LA VERTU DE L’OUBLI
Comme la dramaturgie norénienne, l’œuvre de Jon Fosse se prête à une lecture de type phénoménologique et invite à approfondir l’analyse de la sensation, qui procède d’une pratique plus poussée de l’effacement. Théâtre du disparaître, le théâtre de Jon Fosse confère à l’effacement une fonction poétique – l’écriture dévide, défait, vers une plus grande forme de virtualité – et éthique, interrogeant sur la manière dont la perte s’éprouve et sur ce qu’elle révèle de l’être. Le mouvement vers l’impersonnel ne se perd toutefois pas dans les limbes du métaphysique. La dramaturgie fosséenne procède en effet d’un mouvement autrement plus concert et simple : elle régénère la relation au monde et à la mémoire, dans une émancipation des structures rhétoriques et symboliques héritées.

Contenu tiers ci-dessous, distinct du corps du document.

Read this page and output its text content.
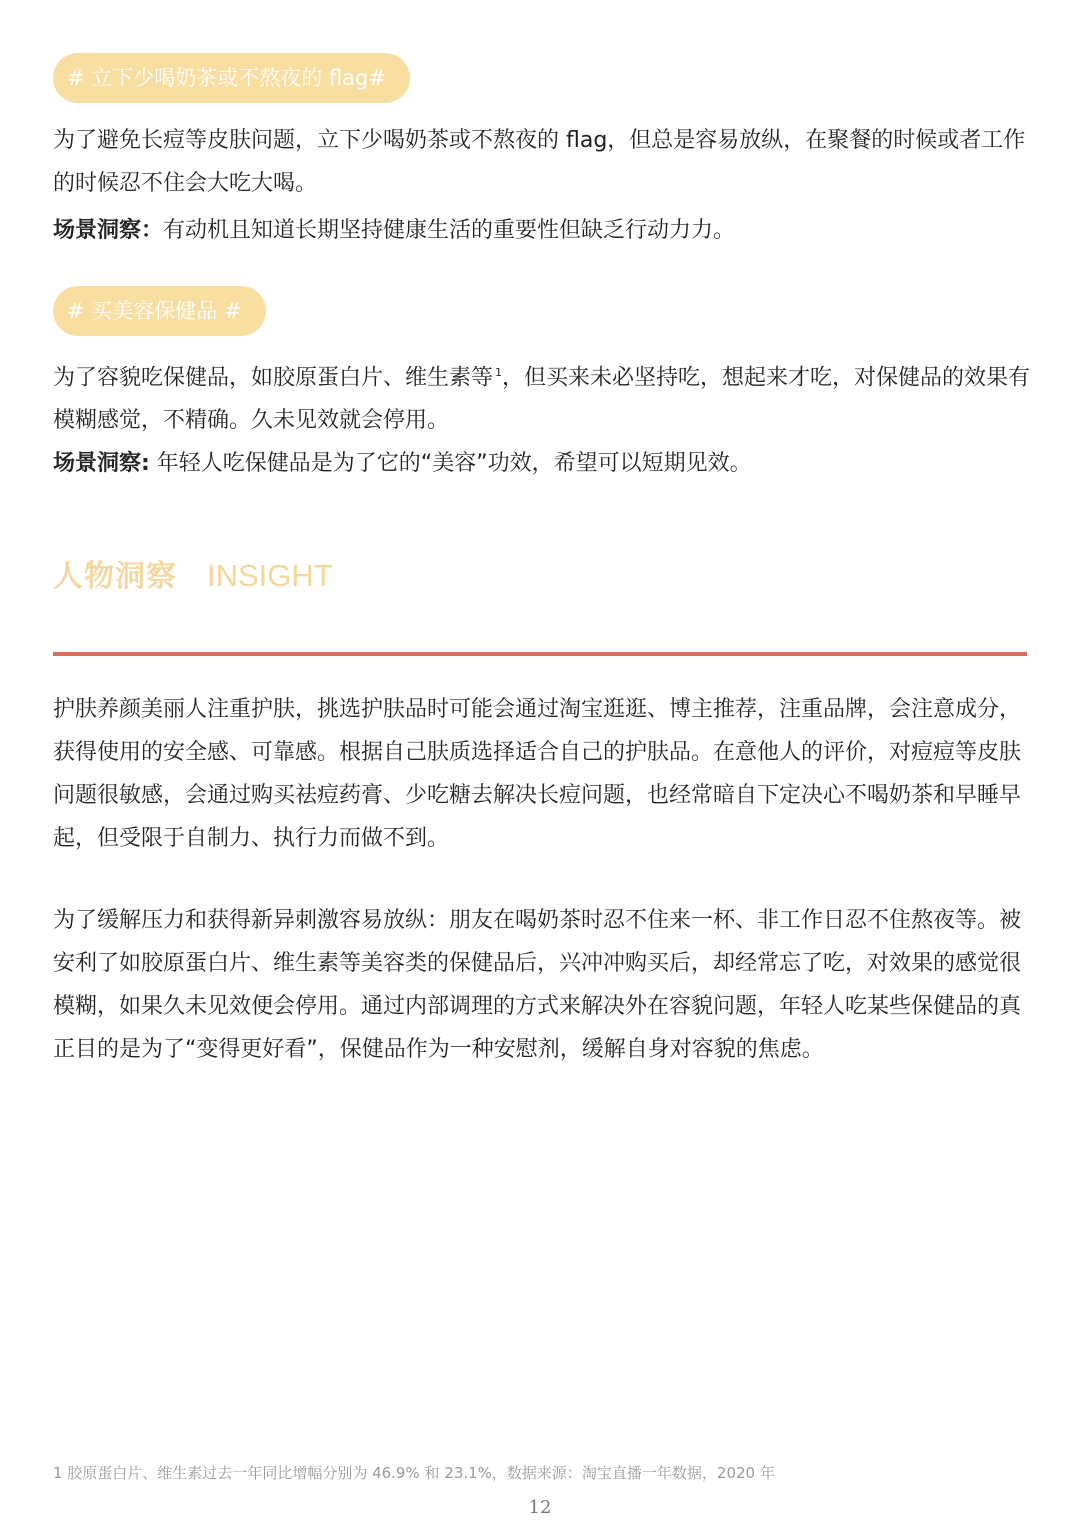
# 立下少喝奶茶或不熬夜的 flag#

为了避免长痘等皮肤问题，立下少喝奶茶或不熬夜的 flag，但总是容易放纵，在聚餐的时候或者工作的时候忍不住会大吃大喝。

场景洞察：有动机且知道长期坚持健康生活的重要性但缺乏行动力力。

# 买美容保健品 #

为了容貌吃保健品，如胶原蛋白片、维生素等 $^1$，但买来未必坚持吃，想起来才吃，对保健品的效果有模糊感觉，不精确。久未见效就会停用。

场景洞察: 年轻人吃保健品是为了它的“美容”功效，希望可以短期见效。

人物洞察 INSIGHT

护肤养颜美丽人注重护肤，挑选护肤品时可能会通过淘宝逛逛、博主推荐，注重品牌，会注意成分，获得使用的安全感、可靠感。根据自己肤质选择适合自己的护肤品。在意他人的评价，对痘痘等皮肤问题很敏感，会通过购买祛痘药膏、少吃糖去解决长痘问题，也经常暗自下定决心不喝奶茶和早睡早起，但受限于自制力、执行力而做不到。

为了缓解压力和获得新异刺激容易放纵：朋友在喝奶茶时忍不住来一杯、非工作日忍不住熬夜等。被安利了如胶原蛋白片、维生素等美容类的保健品后，兴冲冲购买后，却经常忘了吃，对效果的感觉很模糊，如果久未见效便会停用。通过内部调理的方式来解决外在容貌问题，年轻人吃某些保健品的真正目的是为了“变得更好看”，保健品作为一种安慰剂，缓解自身对容貌的焦虑。

1 胶原蛋白片、维生素过去一年同比增幅分别为 46.9% 和 23.1%，数据来源：淘宝直播一年数据，2020 年
12
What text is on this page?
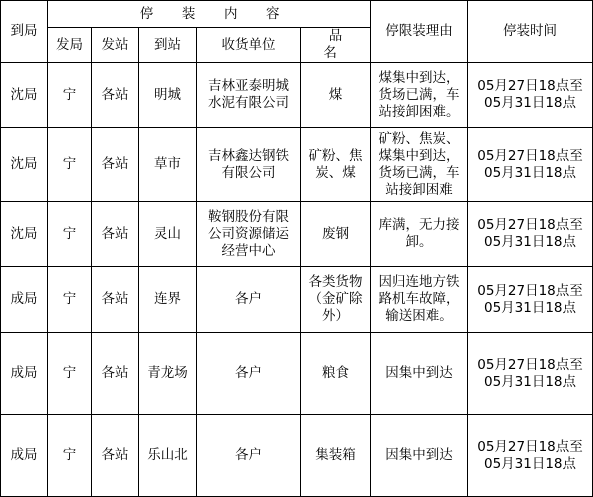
到局	停 装 内 容					停限装理由	停装时间
	发局	发站	到站	收货单位	品 名		
沈局	宁	各站	明城	吉林亚泰明城
水泥有限公司	煤	煤集中到达，
货场已满，车
站接卸困难。	05月27日18点至
05月31日18点

沈局	宁	各站	草市	吉林鑫达钢铁
有限公司	矿粉、焦
炭、煤	矿粉、焦炭、
煤集中到达，
货场已满，车
站接卸困难	05月27日18点至
05月31日18点

沈局	宁	各站	灵山	鞍钢股份有限
公司资源储运
经营中心	废钢	库满，无力接
卸。	05月27日18点至
05月31日18点

成局	宁	各站	连界	各户	各类货物
（金矿除
外）	因归连地方铁
路机车故障，
输送困难。	05月27日18点至
05月31日18点

成局	宁	各站	青龙场	各户	粮食	因集中到达	05月27日18点至
05月31日18点

成局	宁	各站	乐山北	各户	集装箱	因集中到达	05月27日18点至
05月31日18点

La mystique négative de Jon Fosse
En rejetant la dimension culturelle et rhétorique du théâtre, Fosse engage l’écriture dans la recherche d’une langue qui ne nommerait pas le monde, ni que préoccuperait la question de la signification mais qui, avant tout, serait. En 2000, dans un essai où il distingue deux types de compréhension, l’une fondée sur le concept et la théorie (forme qu’il a pratiquée pendant une dizaine d’années), l’autre fondée sur la fiction et sur l’intuition [A]près avoir écrit un certain nombre d’essais théoriques, j’ai progressivement abandonné cette forme d’écriture au profit désormais presque exclusif d’un langage qui n’est pas en premier lieu concerné par la signification, mais qui avant tout est, qui est lui-même, un peu comme les pierres et les arbres et les dieux et les hommes, et qui ne signifie qu’en second lieu. Et à travers ce langage qui d’abord est , et qui ensuite seulement signifie, il me semble comprendre de plus en plus, alors qu’à travers le langage ordinaire , celui qui d’abord signifie, je comprends de moins en moins391 . Chez fosse, l’écriture est donc à considérer comme une gnose, une manière d’approcher un divin que fosse préfère nommer altérité en raison de l’immanence dont procède selon lui ce mouvement.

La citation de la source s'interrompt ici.